Из этого диалога вы уже поняли, что Нана и Анджали были в кафе Архитектурной ассоциации. Они стояли у стойки, дожидаясь, пока их обслужат.
— Я возьму эспрессо, — сказала Анджали с облегчением.
— Не, ладно, — сказала Нана, — я минералки выпью.
— И вот, — продолжала она, — потом этот тип опять его процитировал. Рем Колхаас сказал — просто не верится — Рем Колхаас сказал: “Истинная архитектура — это процесс, который сознательно дистанцируется от всех предписаний от архитектуры”. Сознательно дистанцируется от архитектуры! Архитектура — от архитектуры!
— Господи, — сказала Анджали, — ниче не понимаю.
— Именно! — сказала Нана. — Птушта нечего тут понимать. Абсолютно бессмысленно.
Анджали села за столик. Нана убрала свой большой блокнот размера А4. Ну да, лектор и вправду вывел Нану из себя. Рем Колхаас привел ее в бешенство. Но она грузила Анджали архитектурными разговорами не только из-за страстной преданности градостроению. Вовсе нет. У Наны был план. У нее был сексуальный план. Но она не хотела заводить разговор о нем прямо сейчас. Она хотела, чтобы все было как бы случайно. Чтобы все было естественно.
Нана волновалась из-за Анджали. Она думала, что та несчастна. Так Нана понимала странное отсутствие Анджали. Она не знала, что последние пару недель Анджали предавалась парковой сентиментальности. Она представляла себе, как Анджали сидит дома, угрюмо поедая сладости из трапециевидной коробки “Кэдбериз Селебрэйшнз”. Ей было не по себе. Она не хотела, чтобы Анджали объедалась шоколадом. Она хотела, чтобы Анджали чувствовала себя любимой. Вернее сказать, она хотела, чтобы Анджали чувствовала себя любимой, и чтобы Моше тоже чувствовал себя любимым.
Нана пришла в кафе Архитектурной ассоциации с готовым планом.
Но Анджали чувствовала себя любимой.

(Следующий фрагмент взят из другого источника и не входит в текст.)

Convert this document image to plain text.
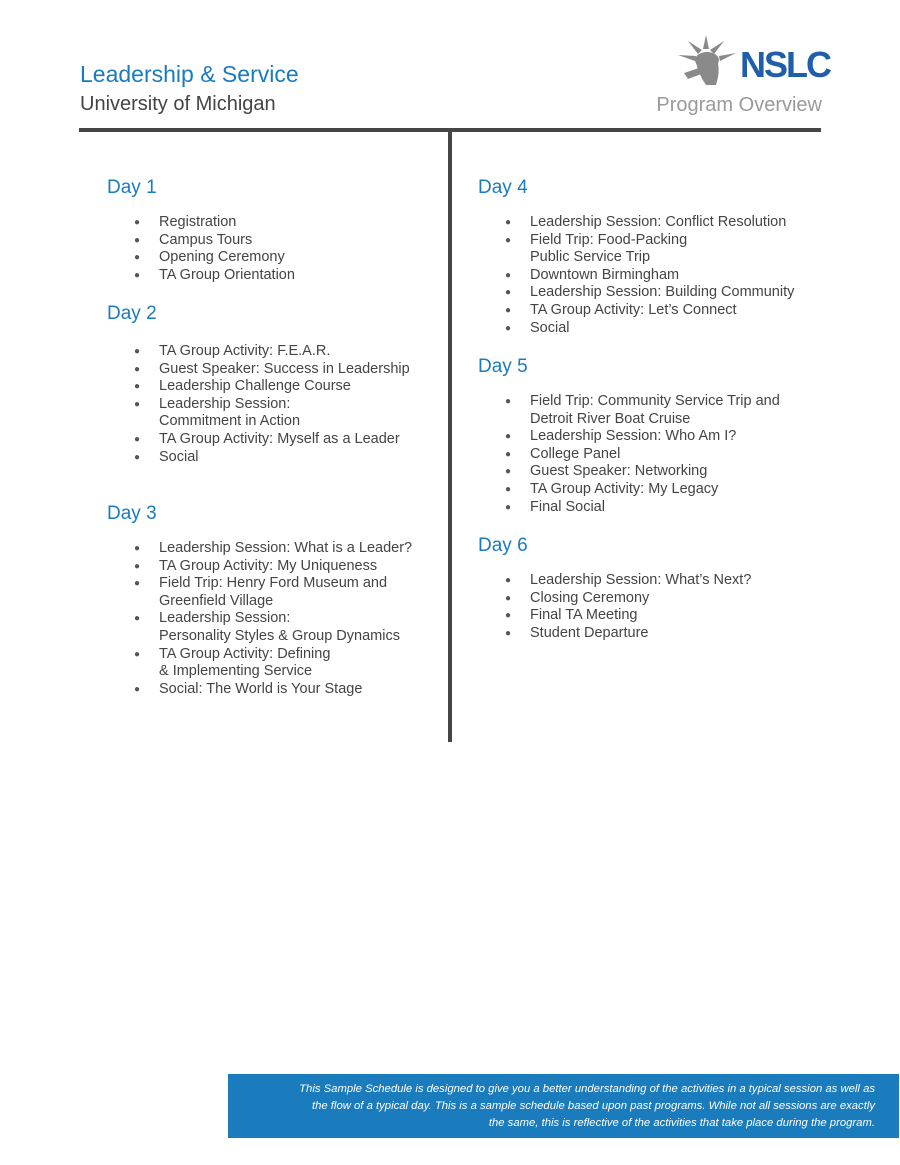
Leadership & Service
University of Michigan
NSLC
Program Overview
Day 1
● Registration
● Campus Tours
● Opening Ceremony
● TA Group Orientation
Day 2
● TA Group Activity: F.E.A.R.
● Guest Speaker: Success in Leadership
● Leadership Challenge Course
● Leadership Session:
Commitment in Action
● TA Group Activity: Myself as a Leader
● Social
Day 3
● Leadership Session: What is a Leader?
● TA Group Activity: My Uniqueness
● Field Trip: Henry Ford Museum and
Greenfield Village
● Leadership Session:
Personality Styles & Group Dynamics
● TA Group Activity: Defining
& Implementing Service
● Social: The World is Your Stage
Day 4
● Leadership Session: Conflict Resolution
● Field Trip: Food-Packing
Public Service Trip
● Downtown Birmingham
● Leadership Session: Building Community
● TA Group Activity: Let’s Connect
● Social
Day 5
● Field Trip: Community Service Trip and
Detroit River Boat Cruise
● Leadership Session: Who Am I?
● College Panel
● Guest Speaker: Networking
● TA Group Activity: My Legacy
● Final Social
Day 6
● Leadership Session: What’s Next?
● Closing Ceremony
● Final TA Meeting
● Student Departure
This Sample Schedule is designed to give you a better understanding of the activities in a typical session as well as
the flow of a typical day. This is a sample schedule based upon past programs. While not all sessions are exactly
the same, this is reflective of the activities that take place during the program.
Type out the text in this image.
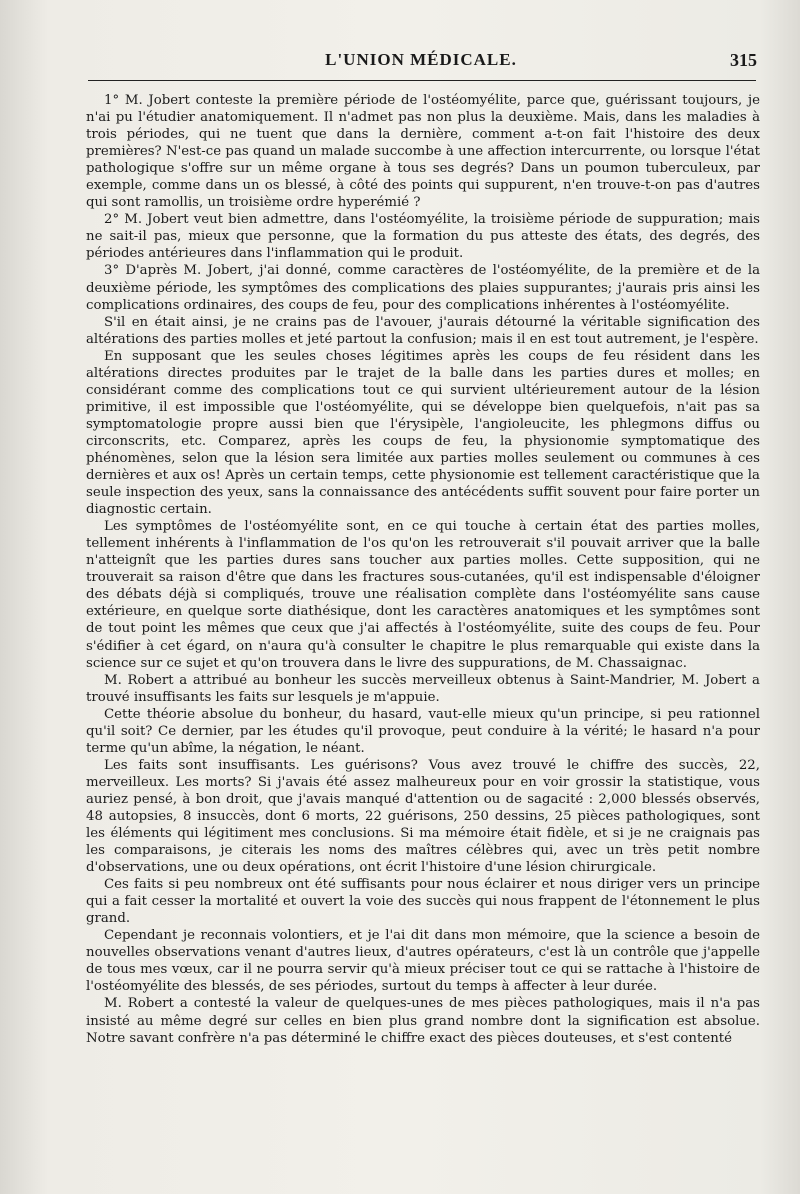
L'UNION MÉDICALE.	315

1° M. Jobert conteste la première période de l'ostéomyélite, parce que, guérissant toujours, je n'ai pu l'étudier anatomiquement. Il n'admet pas non plus la deuxième. Mais, dans les maladies à trois périodes, qui ne tuent que dans la dernière, comment a-t-on fait l'histoire des deux premières? N'est-ce pas quand un malade succombe à une affection intercurrente, ou lorsque l'état pathologique s'offre sur un même organe à tous ses degrés? Dans un poumon tuberculeux, par exemple, comme dans un os blessé, à côté des points qui suppurent, n'en trouve-t-on pas d'autres qui sont ramollis, un troisième ordre hyperémié ?

2° M. Jobert veut bien admettre, dans l'ostéomyélite, la troisième période de suppuration; mais ne sait-il pas, mieux que personne, que la formation du pus atteste des états, des degrés, des périodes antérieures dans l'inflammation qui le produit.

3° D'après M. Jobert, j'ai donné, comme caractères de l'ostéomyélite, de la première et de la deuxième période, les symptômes des complications des plaies suppurantes; j'aurais pris ainsi les complications ordinaires, des coups de feu, pour des complications inhérentes à l'ostéomyélite.

S'il en était ainsi, je ne crains pas de l'avouer, j'aurais détourné la véritable signification des altérations des parties molles et jeté partout la confusion; mais il en est tout autrement, je l'espère.

En supposant que les seules choses légitimes après les coups de feu résident dans les altérations directes produites par le trajet de la balle dans les parties dures et molles; en considérant comme des complications tout ce qui survient ultérieurement autour de la lésion primitive, il est impossible que l'ostéomyélite, qui se développe bien quelquefois, n'ait pas sa symptomatologie propre aussi bien que l'érysipèle, l'angioleucite, les phlegmons diffus ou circonscrits, etc. Comparez, après les coups de feu, la physionomie symptomatique des phénomènes, selon que la lésion sera limitée aux parties molles seulement ou communes à ces dernières et aux os! Après un certain temps, cette physionomie est tellement caractéristique que la seule inspection des yeux, sans la connaissance des antécédents suffit souvent pour faire porter un diagnostic certain.

Les symptômes de l'ostéomyélite sont, en ce qui touche à certain état des parties molles, tellement inhérents à l'inflammation de l'os qu'on les retrouverait s'il pouvait arriver que la balle n'atteignît que les parties dures sans toucher aux parties molles. Cette supposition, qui ne trouverait sa raison d'être que dans les fractures sous-cutanées, qu'il est indispensable d'éloigner des débats déjà si compliqués, trouve une réalisation complète dans l'ostéomyélite sans cause extérieure, en quelque sorte diathésique, dont les caractères anatomiques et les symptômes sont de tout point les mêmes que ceux que j'ai affectés à l'ostéomyélite, suite des coups de feu. Pour s'édifier à cet égard, on n'aura qu'à consulter le chapitre le plus remarquable qui existe dans la science sur ce sujet et qu'on trouvera dans le livre des suppurations, de M. Chassaignac.

M. Robert a attribué au bonheur les succès merveilleux obtenus à Saint-Mandrier, M. Jobert a trouvé insuffisants les faits sur lesquels je m'appuie.

Cette théorie absolue du bonheur, du hasard, vaut-elle mieux qu'un principe, si peu rationnel qu'il soit? Ce dernier, par les études qu'il provoque, peut conduire à la vérité; le hasard n'a pour terme qu'un abîme, la négation, le néant.

Les faits sont insuffisants. Les guérisons? Vous avez trouvé le chiffre des succès, 22, merveilleux. Les morts? Si j'avais été assez malheureux pour en voir grossir la statistique, vous auriez pensé, à bon droit, que j'avais manqué d'attention ou de sagacité : 2,000 blessés observés, 48 autopsies, 8 insuccès, dont 6 morts, 22 guérisons, 250 dessins, 25 pièces pathologiques, sont les éléments qui légitiment mes conclusions. Si ma mémoire était fidèle, et si je ne craignais pas les comparaisons, je citerais les noms des maîtres célèbres qui, avec un très petit nombre d'observations, une ou deux opérations, ont écrit l'histoire d'une lésion chirurgicale.

Ces faits si peu nombreux ont été suffisants pour nous éclairer et nous diriger vers un principe qui a fait cesser la mortalité et ouvert la voie des succès qui nous frappent de l'étonnement le plus grand.

Cependant je reconnais volontiers, et je l'ai dit dans mon mémoire, que la science a besoin de nouvelles observations venant d'autres lieux, d'autres opérateurs, c'est là un contrôle que j'appelle de tous mes vœux, car il ne pourra servir qu'à mieux préciser tout ce qui se rattache à l'histoire de l'ostéomyélite des blessés, de ses périodes, surtout du temps à affecter à leur durée.

M. Robert a contesté la valeur de quelques-unes de mes pièces pathologiques, mais il n'a pas insisté au même degré sur celles en bien plus grand nombre dont la signification est absolue. Notre savant confrère n'a pas déterminé le chiffre exact des pièces douteuses, et s'est contenté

Даже слишком любимой. Она размешивала сахар в своем эспрессо. Она размышляла о том, что сделал бы на ее месте Хамфри Богарт.
У Наны был план. Еще одно сексуальное предложение. Она хотела предложить любовь втроем.
Просто поразительно, что творят с сексом люди, которым не нравится секс. Они делают его рациональным, делают его моральным. Нередко самые извращенные люди — это те, кто не любит секс. Именно они зачастую готовы на все. Нана, как мы знаем, не была сексуальным монстром. Ее потребности в сексе были достаточно скромны. Именно это, по-моему, делало ее столь извращенной.
Дело в том, что Нана не считала, что Моше получает удовольствие от их половой жизни. И честно говоря, он вовсе не чувствовал себя на седьмом небе. Но вообще-то Моше это вполне устраивало. Половая жизнь Моше не устраивала в основном Нану. И, чувствуя себя виноватой, она решила, что должна придумывать для своего любовника Моше все новые наслаждения. И вот что она придумала.
Она придумала любовь втроем.
Нана рассуждала так. Моше за то, что он был послушным и терпеливым мальчиком, заслуживал двух женщин сразу. Это же мечта любого мужчины. К тому же при этом Анджали не будет чувствовать себя лишней. Она не будет чувствовать себя отвергнутой. Сама же Нана относилась к идее тройственной любви спокойно.